Río de Janeiro. El gobierno brasileño anunció este lunes que desistió de votar la reforma del sistema de Seguridad Social, considerada clave para sanear las cuentas públicas del país, y presentó una lista de 15 proyectos económicos que intentará aprobar en el Congreso Nacional.

En rueda de prensa, el ministro de la Casa Civil, Eliseu Padilha, aseguró que la medida se tomó tras la decisión del Ejecutivo, tomada el pasado viernes, de intervenir en la seguridad pública de Río de Janeiro.

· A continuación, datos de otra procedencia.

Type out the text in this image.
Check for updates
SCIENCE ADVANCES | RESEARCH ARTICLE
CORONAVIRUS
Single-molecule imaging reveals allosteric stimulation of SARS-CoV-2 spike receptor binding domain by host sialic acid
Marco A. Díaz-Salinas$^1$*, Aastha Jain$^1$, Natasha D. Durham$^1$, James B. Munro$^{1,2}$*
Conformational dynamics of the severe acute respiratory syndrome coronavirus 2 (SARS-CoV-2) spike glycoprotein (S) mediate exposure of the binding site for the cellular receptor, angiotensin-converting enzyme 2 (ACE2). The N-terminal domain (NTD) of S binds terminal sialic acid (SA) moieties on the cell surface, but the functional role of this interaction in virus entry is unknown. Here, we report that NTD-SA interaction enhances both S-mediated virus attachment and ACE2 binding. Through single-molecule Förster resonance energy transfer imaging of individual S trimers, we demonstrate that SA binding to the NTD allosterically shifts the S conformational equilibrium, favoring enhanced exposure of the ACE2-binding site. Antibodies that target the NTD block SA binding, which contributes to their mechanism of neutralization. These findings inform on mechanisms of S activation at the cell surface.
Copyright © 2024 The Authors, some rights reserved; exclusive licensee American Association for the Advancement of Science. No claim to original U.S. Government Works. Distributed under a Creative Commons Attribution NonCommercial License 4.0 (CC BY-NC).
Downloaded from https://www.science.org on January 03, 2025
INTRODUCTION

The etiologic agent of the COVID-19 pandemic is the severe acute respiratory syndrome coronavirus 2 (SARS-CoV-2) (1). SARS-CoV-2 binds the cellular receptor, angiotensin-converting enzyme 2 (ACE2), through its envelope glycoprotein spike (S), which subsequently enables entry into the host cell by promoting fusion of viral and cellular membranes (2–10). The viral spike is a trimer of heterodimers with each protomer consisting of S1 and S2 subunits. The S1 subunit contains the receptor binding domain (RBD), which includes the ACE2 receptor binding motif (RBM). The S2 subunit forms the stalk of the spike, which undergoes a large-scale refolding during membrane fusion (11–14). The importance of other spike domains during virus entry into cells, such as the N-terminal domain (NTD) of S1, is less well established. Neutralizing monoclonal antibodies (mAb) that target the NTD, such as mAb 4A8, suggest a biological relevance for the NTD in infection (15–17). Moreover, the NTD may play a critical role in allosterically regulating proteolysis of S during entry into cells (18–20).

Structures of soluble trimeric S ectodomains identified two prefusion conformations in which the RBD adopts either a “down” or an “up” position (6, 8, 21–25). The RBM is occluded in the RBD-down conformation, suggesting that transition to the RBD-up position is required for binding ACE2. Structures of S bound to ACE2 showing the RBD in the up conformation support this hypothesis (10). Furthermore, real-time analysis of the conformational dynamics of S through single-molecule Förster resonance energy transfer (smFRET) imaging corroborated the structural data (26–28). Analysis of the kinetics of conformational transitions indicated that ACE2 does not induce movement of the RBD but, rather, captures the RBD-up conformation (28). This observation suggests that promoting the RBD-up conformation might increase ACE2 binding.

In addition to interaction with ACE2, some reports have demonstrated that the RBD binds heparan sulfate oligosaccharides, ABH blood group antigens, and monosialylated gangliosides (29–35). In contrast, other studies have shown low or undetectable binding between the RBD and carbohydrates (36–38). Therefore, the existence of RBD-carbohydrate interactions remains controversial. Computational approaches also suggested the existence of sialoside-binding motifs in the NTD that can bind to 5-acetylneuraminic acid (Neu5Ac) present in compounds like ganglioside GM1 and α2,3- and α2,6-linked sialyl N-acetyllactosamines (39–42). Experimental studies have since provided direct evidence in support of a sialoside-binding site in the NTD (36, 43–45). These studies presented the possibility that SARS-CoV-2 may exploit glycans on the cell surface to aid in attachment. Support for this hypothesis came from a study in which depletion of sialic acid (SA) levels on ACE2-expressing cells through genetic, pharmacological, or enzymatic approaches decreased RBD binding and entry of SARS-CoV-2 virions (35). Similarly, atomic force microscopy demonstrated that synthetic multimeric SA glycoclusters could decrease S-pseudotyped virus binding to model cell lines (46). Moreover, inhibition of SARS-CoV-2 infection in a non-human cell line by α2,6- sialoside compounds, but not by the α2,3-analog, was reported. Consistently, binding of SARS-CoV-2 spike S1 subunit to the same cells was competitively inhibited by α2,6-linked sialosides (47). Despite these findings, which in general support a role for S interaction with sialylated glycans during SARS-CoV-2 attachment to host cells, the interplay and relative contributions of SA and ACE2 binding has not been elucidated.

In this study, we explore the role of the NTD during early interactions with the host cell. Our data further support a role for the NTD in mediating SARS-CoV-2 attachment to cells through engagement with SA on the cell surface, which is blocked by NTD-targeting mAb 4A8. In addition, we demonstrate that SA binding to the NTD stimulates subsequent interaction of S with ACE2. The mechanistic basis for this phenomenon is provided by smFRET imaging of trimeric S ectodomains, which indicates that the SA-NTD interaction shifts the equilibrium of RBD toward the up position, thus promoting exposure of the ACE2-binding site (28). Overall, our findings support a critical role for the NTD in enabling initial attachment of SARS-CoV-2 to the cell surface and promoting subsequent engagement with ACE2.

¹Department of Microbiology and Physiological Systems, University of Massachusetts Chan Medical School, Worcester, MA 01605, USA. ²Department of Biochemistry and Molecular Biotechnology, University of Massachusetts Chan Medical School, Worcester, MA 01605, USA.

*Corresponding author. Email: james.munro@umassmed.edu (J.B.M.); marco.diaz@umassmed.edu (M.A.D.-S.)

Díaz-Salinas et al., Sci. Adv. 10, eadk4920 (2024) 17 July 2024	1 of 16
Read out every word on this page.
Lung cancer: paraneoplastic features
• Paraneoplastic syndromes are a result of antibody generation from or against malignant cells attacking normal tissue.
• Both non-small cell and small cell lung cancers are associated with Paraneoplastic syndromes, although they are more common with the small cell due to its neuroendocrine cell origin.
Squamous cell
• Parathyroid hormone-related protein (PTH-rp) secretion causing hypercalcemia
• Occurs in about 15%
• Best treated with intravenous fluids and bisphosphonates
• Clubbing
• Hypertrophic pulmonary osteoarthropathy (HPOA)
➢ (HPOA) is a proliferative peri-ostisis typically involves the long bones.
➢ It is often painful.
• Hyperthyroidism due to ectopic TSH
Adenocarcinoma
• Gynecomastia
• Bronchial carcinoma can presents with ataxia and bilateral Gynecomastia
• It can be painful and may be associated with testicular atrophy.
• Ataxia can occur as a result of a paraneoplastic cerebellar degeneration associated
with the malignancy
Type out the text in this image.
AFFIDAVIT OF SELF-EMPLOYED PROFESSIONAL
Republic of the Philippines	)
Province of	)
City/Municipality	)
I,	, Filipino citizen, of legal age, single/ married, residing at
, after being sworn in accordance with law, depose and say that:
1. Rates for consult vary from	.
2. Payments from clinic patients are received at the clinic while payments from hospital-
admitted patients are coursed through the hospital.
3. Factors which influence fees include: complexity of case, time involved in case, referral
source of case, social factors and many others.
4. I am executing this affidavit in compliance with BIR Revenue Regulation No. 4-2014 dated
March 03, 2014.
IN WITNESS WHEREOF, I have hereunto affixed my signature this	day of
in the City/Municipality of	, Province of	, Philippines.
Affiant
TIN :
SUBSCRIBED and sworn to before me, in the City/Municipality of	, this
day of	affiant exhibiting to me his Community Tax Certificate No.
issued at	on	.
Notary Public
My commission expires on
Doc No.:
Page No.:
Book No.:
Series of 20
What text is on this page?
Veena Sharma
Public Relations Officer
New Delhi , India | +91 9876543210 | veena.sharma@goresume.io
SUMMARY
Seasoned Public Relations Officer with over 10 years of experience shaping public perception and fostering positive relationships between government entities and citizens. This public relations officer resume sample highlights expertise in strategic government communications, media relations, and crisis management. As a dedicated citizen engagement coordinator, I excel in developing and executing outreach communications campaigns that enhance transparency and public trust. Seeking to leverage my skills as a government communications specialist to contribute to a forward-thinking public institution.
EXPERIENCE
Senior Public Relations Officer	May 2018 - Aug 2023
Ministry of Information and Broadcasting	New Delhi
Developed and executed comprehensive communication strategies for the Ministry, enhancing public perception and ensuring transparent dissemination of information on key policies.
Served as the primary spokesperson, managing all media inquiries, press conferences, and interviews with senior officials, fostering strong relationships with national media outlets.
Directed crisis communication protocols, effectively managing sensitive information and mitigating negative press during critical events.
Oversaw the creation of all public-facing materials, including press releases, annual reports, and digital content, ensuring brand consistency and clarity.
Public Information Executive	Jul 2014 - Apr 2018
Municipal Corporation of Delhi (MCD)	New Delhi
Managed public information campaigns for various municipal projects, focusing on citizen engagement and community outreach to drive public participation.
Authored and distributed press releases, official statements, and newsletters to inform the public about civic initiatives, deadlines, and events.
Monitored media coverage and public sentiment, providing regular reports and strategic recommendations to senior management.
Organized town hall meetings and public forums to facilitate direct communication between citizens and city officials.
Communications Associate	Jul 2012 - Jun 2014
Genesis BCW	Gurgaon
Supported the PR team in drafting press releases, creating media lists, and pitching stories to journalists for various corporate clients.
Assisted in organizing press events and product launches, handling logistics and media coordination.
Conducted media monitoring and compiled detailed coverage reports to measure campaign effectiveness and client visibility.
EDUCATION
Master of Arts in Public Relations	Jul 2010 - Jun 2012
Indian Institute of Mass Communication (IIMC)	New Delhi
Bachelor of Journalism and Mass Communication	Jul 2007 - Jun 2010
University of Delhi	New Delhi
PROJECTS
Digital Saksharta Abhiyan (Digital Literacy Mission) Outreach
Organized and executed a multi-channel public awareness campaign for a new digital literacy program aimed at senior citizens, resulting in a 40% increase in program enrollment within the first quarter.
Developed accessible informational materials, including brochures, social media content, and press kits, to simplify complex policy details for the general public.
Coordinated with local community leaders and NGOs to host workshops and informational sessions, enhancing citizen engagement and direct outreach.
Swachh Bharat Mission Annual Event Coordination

Según la Constitución brasileña, mientras haya una intervención federal no se puede realizar ningún cambio en la ley, medida que pretendía realizar el gobierno con la reforma del sistema de pensiones.

"Tuvimos que concluir que efectivamente no se podría iniciar la discusión que teníamos programada para el día 19, la discusión de la reforma de la Seguridad Social y que no podríamos encaminar la votación", dijo Padilha.

No obstante, el ministro explicó que el gobierno brasileño intentará aprobar otras 15 medidas económicas, entre las que destacan una simplificación tributaria, autonomía del Banco Central, un marco legal de licitación y contratos, una nueva ley de finanzas públicas, un programa de recuperación, y una mejora de empresas estatales.

La votación de la reforma de la Seguridad Social era considerada clave para el gobierno del presidente Michel Temer, aunque no encontró el apoyo necesario en el Congreso, en el que necesitaba al menos 308 de los 513 votos posibles.

La reforma establecía la edad mínima para la jubilación en los 65 años para los hombres y los 62 para las mujeres, y reglas de transición para equilibrar las cuentas públicas, ajustando la jubilación entre los trabajadores del sector público y los del privado.